How to engage in pseudoscience with real data: a criticism of John Hattie’s Visible Learning
This post refers to an article by Canadian statistician Pierre-Jérôme Bergeron in McGill Journal of Education / Revue des sciences de l’éducation de McGill
John Hattie’s work, and particularly his seminal book Visible Learning, ranks among the best cited publications in education research. To many, the results of his many meta-analyses of more than 50,000 studies are a trusted guide in their teaching. It is the basis of many education reforms at the school or higher levels. To non-statisticians the work is quite impressive and very convincing, but recently is has come under fire from mathematical and statistical experts.
Some of the attacks have been quite personal and unfair, which does not help most of us who are non-experts to determine where his work can be trusted or not. A well-written paper by Shaun Killian (Australian Society for Evidence-based Teaching, 2015) may help us to judge for ourselves what will be useful in the daily classroom practice. Killian shares six concerns of Visible Learning:
- Visible Learning Focuses On Academic Results.
- Hattie Relies On Meta-Analyses.
- He Says SES [social economic status] & Class Size Don’t Matter.
- Effect Size Is Not A Valid Statistical Measure.
- Half Hattie’s Statistics Are Wrong.
- Hattie Based His Findings On Shonky Research.
It is important to note that this paper has been written with a focus on evidence-based education, which our blog collective OnderzoekOnderwijs.net is not hugely enthousiastic about – we favour evidence-informed education. My personal critique of Hattie’s work relates to Killian’s points 1 and 3. My main concern, as with many other studies of effective education, is that the question “Effective for what? For what goal?” is hardly ever asked. And even before that question comes the question “What is good education?” These go beyond questions about the effect size of certain interventions.
While Killian’s paper provides plenty of food for thought, even if Killian himself concludes that Hattie’s work should not be dismissed. More serious critics of his work include Dylan Wiliam, cited in Old Hat(tie)? Some things you ought to know about effect sizes.

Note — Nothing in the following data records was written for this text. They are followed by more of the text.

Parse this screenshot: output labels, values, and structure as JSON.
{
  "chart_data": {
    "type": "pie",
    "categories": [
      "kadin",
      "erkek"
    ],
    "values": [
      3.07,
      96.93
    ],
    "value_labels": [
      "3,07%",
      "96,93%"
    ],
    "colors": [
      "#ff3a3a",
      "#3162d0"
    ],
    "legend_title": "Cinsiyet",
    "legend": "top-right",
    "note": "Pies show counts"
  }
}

A recent paper by Canadian statistician Pierre-Jérôme Bergeron raises more serious doubt about the fundamentals of the metastudies underlying Visible Learning.
pseudoscience
Reading Bergeron’s paper I wondered if he has some personal axe to grind. He is definitely not being very nice, identifying major errors and calling Visible Learning ‘fiction’ and ‘pseudoscience’. Yet he makes some points worth considering:
Hattie talks about success in learning, but within his meta-analyses, how do we measure success? An effect on grades is not the same as an effect on graduation rates. An effect on the perception of learning or on self-esteem is not necessarily linked to “academic success” and so on. A study with a short timespan will not measure the same thing as a study spanning a year or longer. And, of course, we cannot automatically extend observations based on elementary school students to secondary school or university students. The same applies to the way we group different factors under a category without defining inclusion and exclusion criteria. For example, the gender effect reported by Hattie is, in fact, a mean of differences between boys and girls in the set of studies selected, regardless of the duration, the level, or the populations studied.
He continues:
Basically, Hattie computes averages that do not make any sense. A classic example of this type of average is: if my head is in the oven and my feet are in the freezer, on average, I’m comfortably warm. Another humoristic example is: the average person has one testicle and one ovary and thus is a hermaphrodite. We wouldn’t say that the person making this kind of statement holds the Holy Grail of biology research, yet this is exactly what Hattie does when he aggregates every gender difference under the same effect. This is also true for his other aggregations, whether they be “major” contribution sources (the student, the home, the school, the teacher, the programme, or the teaching method) or “individual” influences, such as the “disease” effect which combines together disparate health problems, including cancer, diabetes, sickle-cell anemia, and digestive problems. It goes without saying that certain of these individual influences are much less frequent than others.
Most of the problems Bergeron identifies are rather technical and will probably not be appreciated by most teachers, including myself. Yet we can consult at any time those among our colleagues who are skilled statisticians to help us decide whether and how to use Visible Learning to develop new teaching strategies.
sources
Pierre-Jérôme Bergeron (2017). How to engage in pseudoscience with real data: a criticism of John Hattie’s arguments in Visible Learning from the perspective of a statistician. McGill Journal of Education / Revue des sciences de l’éducation de McGill, vol. 52, no. 1.
John Hattie (2013). Visible Learning: A Synthesis of 800 Meta-Analyses Relating to Achievement. Routledge.
Shaun Killian (2015). An Objective Critique of Hatties Visible Learning Research. Australian Society for Evidence Based Teaching.